Kârlılığı, pazar payını, üretim tarafını da dikkate almanız lazım. Çok boyutlu bakmalısınız. İnsanlarla çok iyi iletişim kurabildiğimi düşünüyorum. Empati kurabilmek önemli. Bunun da bana çok şey kazandırdığını düşünüyorum. Bazen bir toplantı masasında çok inandığınız bir şeyi hararetle savunurken birinin beden diliyle geride kalması, inanılmaz tehlikeli bir şeyin habercisi olabiliyor.
Ben mesela o insanın mutlaka konuşmasını sağlarım. Niçin katılmıyor, herkes inanırken, o niye inanmıyor. Bunları duymak, her sesi duyabilmek önemli. Her karakteri kucaklayabilmek. Bu biraz kadın olmanın da getirdiği artı bir unsur. Her şeyi duymaya hazır olmak. Kadının daha pratik. Aynı zamanda hem evimizi yönetiyoruz, hem işi idare ediyoruz. Çocuğumuzu yönetiyoruz. Kadınsanız hep minimum kaynakla maksimum çıktıyı üretmeniz gerekiyor.
Dört yöneticiden biri kadın
* Kadın çalışan oranınız nedir?
Kategori ürün direktörlerimizin hepsi kadın. 5 binin üzerinde çalışanı bulunan Ziylan grubunda kadın çalışan oranı yüzde 36. Tüm yöneticiler içindeki kadın yönetici oranı ise yüzde 22-25. Yılda 20 milyon çift ayakkabı satıyoruz. 2014’te mağaza sayısını 300’e çıkarmayı planlıyoruz. İstihdamımıza 600 kişi daha eklenebilir...
* İş hayatında kadın yönetici oranının artması için yapılması gereken uygulamalar sizce neler?
Evli kadınlar için eşin desteği çok önemli.
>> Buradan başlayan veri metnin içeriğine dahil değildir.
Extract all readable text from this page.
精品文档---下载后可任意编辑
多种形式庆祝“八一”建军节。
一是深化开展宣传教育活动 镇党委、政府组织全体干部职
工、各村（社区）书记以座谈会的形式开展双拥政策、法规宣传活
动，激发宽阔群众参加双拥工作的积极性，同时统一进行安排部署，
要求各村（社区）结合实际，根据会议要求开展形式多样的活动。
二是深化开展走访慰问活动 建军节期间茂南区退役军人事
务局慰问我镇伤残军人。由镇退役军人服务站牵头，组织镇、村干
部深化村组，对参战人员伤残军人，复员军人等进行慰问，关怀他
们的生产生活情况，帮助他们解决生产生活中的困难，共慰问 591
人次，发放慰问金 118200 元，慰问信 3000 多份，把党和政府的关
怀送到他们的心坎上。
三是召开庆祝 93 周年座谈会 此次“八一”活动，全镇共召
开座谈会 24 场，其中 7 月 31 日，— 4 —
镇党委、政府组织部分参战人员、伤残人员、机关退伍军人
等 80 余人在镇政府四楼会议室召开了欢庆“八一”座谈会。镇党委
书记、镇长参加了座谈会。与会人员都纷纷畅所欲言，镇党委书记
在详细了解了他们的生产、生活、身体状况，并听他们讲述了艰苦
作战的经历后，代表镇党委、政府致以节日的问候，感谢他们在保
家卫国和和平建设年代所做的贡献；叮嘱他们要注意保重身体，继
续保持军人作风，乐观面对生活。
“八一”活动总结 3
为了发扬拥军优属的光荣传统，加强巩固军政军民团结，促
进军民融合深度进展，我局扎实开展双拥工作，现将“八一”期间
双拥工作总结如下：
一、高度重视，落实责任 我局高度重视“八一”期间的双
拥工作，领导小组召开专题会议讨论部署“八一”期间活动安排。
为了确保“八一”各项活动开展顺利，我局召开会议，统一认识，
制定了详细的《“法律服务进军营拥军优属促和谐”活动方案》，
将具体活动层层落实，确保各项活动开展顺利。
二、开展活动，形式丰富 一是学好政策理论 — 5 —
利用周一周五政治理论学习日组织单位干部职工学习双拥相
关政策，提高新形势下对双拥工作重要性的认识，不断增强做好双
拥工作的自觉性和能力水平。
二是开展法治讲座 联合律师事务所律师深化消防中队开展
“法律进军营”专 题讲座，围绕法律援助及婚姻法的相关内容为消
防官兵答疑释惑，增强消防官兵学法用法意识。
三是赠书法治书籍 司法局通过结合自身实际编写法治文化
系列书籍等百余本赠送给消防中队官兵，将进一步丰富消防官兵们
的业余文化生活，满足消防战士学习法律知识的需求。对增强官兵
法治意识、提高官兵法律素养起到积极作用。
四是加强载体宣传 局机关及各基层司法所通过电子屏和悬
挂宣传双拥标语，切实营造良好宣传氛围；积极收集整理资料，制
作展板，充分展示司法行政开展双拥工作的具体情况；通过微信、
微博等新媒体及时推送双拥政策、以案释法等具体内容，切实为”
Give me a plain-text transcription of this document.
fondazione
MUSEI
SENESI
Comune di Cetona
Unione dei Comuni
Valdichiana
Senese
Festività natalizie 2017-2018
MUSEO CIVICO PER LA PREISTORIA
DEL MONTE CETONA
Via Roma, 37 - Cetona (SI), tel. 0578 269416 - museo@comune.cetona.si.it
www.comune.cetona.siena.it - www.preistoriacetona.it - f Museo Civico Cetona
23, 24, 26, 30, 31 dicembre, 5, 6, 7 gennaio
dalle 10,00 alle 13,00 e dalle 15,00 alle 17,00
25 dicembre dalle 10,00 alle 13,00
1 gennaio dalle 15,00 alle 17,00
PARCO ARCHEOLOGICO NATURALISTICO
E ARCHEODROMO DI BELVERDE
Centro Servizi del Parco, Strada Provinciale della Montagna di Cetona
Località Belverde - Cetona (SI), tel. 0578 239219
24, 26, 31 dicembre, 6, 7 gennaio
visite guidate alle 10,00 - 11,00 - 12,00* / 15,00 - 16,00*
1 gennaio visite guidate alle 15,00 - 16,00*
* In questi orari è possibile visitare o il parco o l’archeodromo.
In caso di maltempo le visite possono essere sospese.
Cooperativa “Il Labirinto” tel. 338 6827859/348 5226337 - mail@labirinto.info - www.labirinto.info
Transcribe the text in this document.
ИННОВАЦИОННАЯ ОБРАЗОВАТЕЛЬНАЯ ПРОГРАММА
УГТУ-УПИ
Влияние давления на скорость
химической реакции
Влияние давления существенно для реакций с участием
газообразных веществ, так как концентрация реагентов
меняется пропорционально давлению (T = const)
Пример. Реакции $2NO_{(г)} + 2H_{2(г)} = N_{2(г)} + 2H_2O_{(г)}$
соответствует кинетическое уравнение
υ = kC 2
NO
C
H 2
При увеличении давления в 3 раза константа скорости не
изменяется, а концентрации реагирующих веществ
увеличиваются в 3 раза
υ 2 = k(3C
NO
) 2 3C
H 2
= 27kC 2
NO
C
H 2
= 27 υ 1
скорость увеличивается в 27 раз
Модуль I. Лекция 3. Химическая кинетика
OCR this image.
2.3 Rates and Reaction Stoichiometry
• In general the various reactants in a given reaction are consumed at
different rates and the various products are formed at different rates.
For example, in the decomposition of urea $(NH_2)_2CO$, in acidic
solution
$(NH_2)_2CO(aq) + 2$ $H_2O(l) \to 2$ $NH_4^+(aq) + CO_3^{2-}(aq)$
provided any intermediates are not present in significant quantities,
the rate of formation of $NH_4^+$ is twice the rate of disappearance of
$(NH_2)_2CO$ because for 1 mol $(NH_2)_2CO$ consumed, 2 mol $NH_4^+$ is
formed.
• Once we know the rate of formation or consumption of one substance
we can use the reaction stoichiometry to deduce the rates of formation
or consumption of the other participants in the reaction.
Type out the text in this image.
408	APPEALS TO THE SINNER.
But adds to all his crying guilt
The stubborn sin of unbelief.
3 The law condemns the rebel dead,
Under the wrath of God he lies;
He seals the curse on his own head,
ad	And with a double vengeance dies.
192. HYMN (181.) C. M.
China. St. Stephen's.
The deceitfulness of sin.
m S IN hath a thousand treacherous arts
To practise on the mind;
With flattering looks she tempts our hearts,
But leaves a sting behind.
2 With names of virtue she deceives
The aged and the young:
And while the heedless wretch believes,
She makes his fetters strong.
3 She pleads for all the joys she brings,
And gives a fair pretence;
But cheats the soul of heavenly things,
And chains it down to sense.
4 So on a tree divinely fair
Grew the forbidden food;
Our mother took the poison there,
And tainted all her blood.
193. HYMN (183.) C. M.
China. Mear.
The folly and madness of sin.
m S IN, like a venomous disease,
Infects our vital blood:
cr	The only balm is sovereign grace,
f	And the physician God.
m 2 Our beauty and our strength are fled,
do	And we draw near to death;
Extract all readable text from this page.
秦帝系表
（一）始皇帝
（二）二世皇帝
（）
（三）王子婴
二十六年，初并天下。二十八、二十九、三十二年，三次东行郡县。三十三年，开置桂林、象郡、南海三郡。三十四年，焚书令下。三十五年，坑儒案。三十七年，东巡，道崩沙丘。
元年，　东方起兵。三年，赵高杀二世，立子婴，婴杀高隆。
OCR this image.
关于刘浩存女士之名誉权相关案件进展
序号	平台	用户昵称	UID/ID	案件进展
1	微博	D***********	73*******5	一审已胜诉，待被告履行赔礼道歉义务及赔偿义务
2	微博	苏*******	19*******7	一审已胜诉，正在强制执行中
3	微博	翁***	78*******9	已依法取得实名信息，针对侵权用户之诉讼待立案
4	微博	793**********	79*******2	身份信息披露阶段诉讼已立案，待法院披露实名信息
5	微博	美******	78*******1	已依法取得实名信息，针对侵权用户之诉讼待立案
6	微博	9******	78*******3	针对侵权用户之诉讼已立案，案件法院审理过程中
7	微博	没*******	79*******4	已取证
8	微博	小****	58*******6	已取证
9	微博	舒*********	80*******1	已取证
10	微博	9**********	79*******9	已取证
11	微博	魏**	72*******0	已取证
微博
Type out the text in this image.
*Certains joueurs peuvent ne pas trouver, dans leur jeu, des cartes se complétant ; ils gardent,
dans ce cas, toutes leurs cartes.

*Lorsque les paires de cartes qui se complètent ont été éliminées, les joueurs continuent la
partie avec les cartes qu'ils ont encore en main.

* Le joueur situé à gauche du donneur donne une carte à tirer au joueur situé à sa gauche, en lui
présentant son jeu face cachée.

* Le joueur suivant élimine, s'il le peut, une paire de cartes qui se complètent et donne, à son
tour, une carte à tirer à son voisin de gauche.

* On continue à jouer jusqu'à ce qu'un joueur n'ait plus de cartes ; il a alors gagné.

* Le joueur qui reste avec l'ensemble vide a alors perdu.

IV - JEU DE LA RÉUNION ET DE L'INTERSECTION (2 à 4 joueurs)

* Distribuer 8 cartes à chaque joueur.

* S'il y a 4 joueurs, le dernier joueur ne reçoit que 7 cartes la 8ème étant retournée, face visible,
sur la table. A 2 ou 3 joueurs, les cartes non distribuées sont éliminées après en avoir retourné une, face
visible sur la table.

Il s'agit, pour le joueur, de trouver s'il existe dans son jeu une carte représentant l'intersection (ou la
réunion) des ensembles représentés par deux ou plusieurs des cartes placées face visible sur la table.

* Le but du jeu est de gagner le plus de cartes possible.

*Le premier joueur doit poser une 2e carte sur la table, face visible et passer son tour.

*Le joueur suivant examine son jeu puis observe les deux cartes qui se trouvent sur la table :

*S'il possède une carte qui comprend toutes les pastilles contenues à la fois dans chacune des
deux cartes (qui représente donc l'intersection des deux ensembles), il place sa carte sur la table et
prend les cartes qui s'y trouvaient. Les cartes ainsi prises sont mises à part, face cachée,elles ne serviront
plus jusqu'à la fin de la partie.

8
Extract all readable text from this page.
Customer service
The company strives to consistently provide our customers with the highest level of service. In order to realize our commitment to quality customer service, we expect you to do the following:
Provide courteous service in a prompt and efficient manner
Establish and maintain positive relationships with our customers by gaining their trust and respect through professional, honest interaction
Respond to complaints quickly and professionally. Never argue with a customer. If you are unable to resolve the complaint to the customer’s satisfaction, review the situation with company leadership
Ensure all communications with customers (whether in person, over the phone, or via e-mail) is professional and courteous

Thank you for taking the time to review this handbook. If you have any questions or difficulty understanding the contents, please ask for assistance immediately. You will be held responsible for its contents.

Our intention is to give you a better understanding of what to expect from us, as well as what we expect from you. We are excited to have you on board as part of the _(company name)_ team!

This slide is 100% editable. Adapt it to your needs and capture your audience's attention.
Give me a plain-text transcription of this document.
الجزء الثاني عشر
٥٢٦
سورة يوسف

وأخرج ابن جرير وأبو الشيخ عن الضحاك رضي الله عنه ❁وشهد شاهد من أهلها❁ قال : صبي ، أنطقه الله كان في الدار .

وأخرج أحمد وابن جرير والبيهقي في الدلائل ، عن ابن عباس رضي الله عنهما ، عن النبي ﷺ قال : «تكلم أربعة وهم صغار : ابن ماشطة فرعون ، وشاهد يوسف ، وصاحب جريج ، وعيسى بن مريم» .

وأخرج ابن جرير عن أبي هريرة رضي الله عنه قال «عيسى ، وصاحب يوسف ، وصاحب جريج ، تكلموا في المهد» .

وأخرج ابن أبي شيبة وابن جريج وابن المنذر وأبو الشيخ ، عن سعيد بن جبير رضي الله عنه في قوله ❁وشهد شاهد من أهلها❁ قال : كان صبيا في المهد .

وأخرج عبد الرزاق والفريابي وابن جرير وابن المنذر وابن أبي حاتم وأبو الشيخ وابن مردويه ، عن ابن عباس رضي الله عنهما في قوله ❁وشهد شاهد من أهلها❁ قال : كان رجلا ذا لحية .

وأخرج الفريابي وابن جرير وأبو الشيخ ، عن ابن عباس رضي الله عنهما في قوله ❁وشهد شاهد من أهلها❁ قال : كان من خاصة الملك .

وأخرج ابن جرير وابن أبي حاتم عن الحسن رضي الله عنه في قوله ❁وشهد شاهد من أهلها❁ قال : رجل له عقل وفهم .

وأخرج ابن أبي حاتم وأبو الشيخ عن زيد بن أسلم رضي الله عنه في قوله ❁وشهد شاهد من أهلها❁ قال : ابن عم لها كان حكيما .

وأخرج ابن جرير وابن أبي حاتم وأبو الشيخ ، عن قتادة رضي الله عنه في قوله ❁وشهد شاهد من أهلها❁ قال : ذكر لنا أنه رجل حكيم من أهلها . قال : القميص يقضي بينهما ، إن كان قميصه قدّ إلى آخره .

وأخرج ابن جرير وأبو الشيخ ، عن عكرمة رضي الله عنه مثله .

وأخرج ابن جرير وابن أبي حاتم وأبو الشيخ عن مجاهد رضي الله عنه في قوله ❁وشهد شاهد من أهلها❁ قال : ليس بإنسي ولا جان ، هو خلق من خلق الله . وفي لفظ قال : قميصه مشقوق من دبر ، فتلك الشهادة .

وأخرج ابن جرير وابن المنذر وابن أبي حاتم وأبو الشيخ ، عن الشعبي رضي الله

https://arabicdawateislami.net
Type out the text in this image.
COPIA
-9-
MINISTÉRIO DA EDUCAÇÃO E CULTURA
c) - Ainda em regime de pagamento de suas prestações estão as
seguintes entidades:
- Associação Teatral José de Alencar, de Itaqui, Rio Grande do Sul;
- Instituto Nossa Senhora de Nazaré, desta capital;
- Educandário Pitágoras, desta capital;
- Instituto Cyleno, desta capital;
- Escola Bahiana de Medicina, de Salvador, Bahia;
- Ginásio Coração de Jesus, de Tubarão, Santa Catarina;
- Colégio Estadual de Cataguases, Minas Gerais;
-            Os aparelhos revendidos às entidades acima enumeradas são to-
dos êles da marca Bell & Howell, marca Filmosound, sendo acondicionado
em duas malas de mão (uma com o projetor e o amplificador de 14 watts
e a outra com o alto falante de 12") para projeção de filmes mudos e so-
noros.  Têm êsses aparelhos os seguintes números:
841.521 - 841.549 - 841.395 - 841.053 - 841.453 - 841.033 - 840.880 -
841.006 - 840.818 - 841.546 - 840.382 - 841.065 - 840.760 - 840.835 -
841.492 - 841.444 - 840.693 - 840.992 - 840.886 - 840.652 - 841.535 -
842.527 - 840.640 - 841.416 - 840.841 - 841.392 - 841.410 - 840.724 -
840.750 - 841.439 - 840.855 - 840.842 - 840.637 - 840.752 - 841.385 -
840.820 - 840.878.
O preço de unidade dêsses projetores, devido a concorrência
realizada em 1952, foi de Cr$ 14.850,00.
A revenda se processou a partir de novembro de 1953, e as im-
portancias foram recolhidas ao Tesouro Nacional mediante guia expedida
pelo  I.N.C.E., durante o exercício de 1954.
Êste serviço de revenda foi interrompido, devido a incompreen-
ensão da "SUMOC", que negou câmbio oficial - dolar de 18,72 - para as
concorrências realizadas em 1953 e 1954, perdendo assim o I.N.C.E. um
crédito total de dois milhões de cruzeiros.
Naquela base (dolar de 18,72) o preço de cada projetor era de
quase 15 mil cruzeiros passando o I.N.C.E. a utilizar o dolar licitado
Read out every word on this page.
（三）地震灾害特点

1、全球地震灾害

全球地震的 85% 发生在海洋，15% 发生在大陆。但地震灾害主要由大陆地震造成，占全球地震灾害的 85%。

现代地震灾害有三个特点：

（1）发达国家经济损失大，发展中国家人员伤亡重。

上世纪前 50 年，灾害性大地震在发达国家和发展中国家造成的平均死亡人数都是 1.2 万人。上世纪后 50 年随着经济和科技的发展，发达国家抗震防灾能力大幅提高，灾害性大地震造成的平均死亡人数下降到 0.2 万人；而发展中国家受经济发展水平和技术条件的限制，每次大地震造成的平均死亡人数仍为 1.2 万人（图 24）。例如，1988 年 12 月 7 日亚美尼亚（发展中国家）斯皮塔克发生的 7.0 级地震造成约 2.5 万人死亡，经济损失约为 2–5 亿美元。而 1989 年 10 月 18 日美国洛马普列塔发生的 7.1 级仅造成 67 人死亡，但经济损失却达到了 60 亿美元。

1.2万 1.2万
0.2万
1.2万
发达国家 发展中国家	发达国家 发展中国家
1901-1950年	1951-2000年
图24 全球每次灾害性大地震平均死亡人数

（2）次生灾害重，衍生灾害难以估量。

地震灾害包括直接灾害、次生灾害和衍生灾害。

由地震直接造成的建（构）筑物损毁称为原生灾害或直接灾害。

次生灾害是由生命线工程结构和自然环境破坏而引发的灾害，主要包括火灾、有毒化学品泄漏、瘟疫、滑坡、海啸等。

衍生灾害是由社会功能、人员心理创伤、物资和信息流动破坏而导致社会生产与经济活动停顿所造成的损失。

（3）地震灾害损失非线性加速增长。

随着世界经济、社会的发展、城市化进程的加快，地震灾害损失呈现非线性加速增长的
Ben konuda çok şanslıydım, eşim hep yüreklendirdi, Şerif’le sınıf arkadaşıydık.
Kadınlar öyle formatlanmışlar ki; çok pratikler, empati kurabiliyorlar. İyi bir eğitimle bütün engellerin aşılabileceğine inanıyorum. Kadınlar yaptığı işin sorumluluğunu taşıyor. Yanlış buluyorsa söylüyor, bunun sorumluluğunu yöneticiye pas etmiyor hemen. İşi biraz fazla yaşıyor, biraz fazla içselleştiriyor. Bu bazen bir yönetici için antipatik de olabiliyor.
Yani kötü şeyleri duymaya hazır değilse bu rahatsızlık verici gibi algılanabiliyor. Ancak kadının bu kadar sofistike bakması, öngörülerinin bu kadar yüksek olması her zaman hayat kurtarıyor. Güçlü sezileriyle tehlikeyi çok daha hızlı algılayabiliyor.
Bunun iletişimini yaparken kullandığı dili iyi seçemezse, yöneticileri tarafından bu farklı okunabiliyor. Açıklık, dik durmak, tutkulu olma ama iletişimi doğru kurmak çok önemli. Bu nedenle belki kadın istihdamını artırıcı çabaları sadece işyeriyle sınırlı tutmamak, eğitim sisteminden, müfredattan başlamak gerekiyor.